Per questo, uniamo i nostri sforzi, così che il Dio che ci ha creati non sia motivo di divisione, ma di unità. A tale proposito, è con gratitudine a Dio Onnipotente e con gioia che il Pontificio Consiglio guarda agli sforzi che Ràbita sta facendo per avere dei rapporti positivi e costruttivi con i credenti delle altre religioni, in special modo con i cristiani. Noi incoraggiamo e sosteniamo tali sforzi per il legame religioso e spirituale che esiste tra noi, per l’importanza numerica di musulmani e cristiani nel mondo, e anche perché essi vivono insieme nella maggior parte dei Paesi. Dobbiamo scegliere tra rapporti pacifici e amichevoli, o, Dio non voglia, rapporti conflittuali. La pace nel mondo dipende in gran parte dalla pace tra cristiani e musulmani.

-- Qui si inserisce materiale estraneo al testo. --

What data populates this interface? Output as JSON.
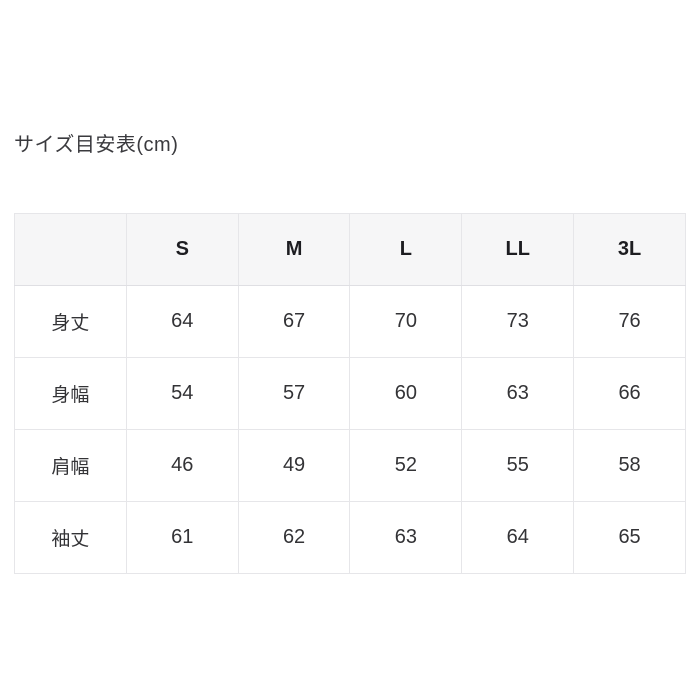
{
  "page": {
    "title": "サイズ目安表(cm)"
  },
  "colors": {
    "background": "#ffffff",
    "header_background": "#f6f6f7",
    "border": "#e6e6e9",
    "header_text": "#1d1d21",
    "body_text": "#333336",
    "title_text": "#3a3a3e"
  },
  "chart_data": {
    "type": "table",
    "title": "サイズ目安表(cm)",
    "unit": "cm",
    "columns": [
      "",
      "S",
      "M",
      "L",
      "LL",
      "3L"
    ],
    "rows": [
      {
        "label": "身丈",
        "values": [
          "64",
          "67",
          "70",
          "73",
          "76"
        ]
      },
      {
        "label": "身幅",
        "values": [
          "54",
          "57",
          "60",
          "63",
          "66"
        ]
      },
      {
        "label": "肩幅",
        "values": [
          "46",
          "49",
          "52",
          "55",
          "58"
        ]
      },
      {
        "label": "袖丈",
        "values": [
          "61",
          "62",
          "63",
          "64",
          "65"
        ]
      }
    ]
  }
}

La sottoscrizione di una Dichiarazione di Intenti tra Ràbita e il Pontificio Consiglio è un passo significativo del cammino di fraternità, amicizia e collaborazione nel quale siamo fermamente impegnati. Dio benedica i nostri sforzi tesi alla Sua maggior gloria e al bene dei musulmani e dei cristiani e dell’intera umanità.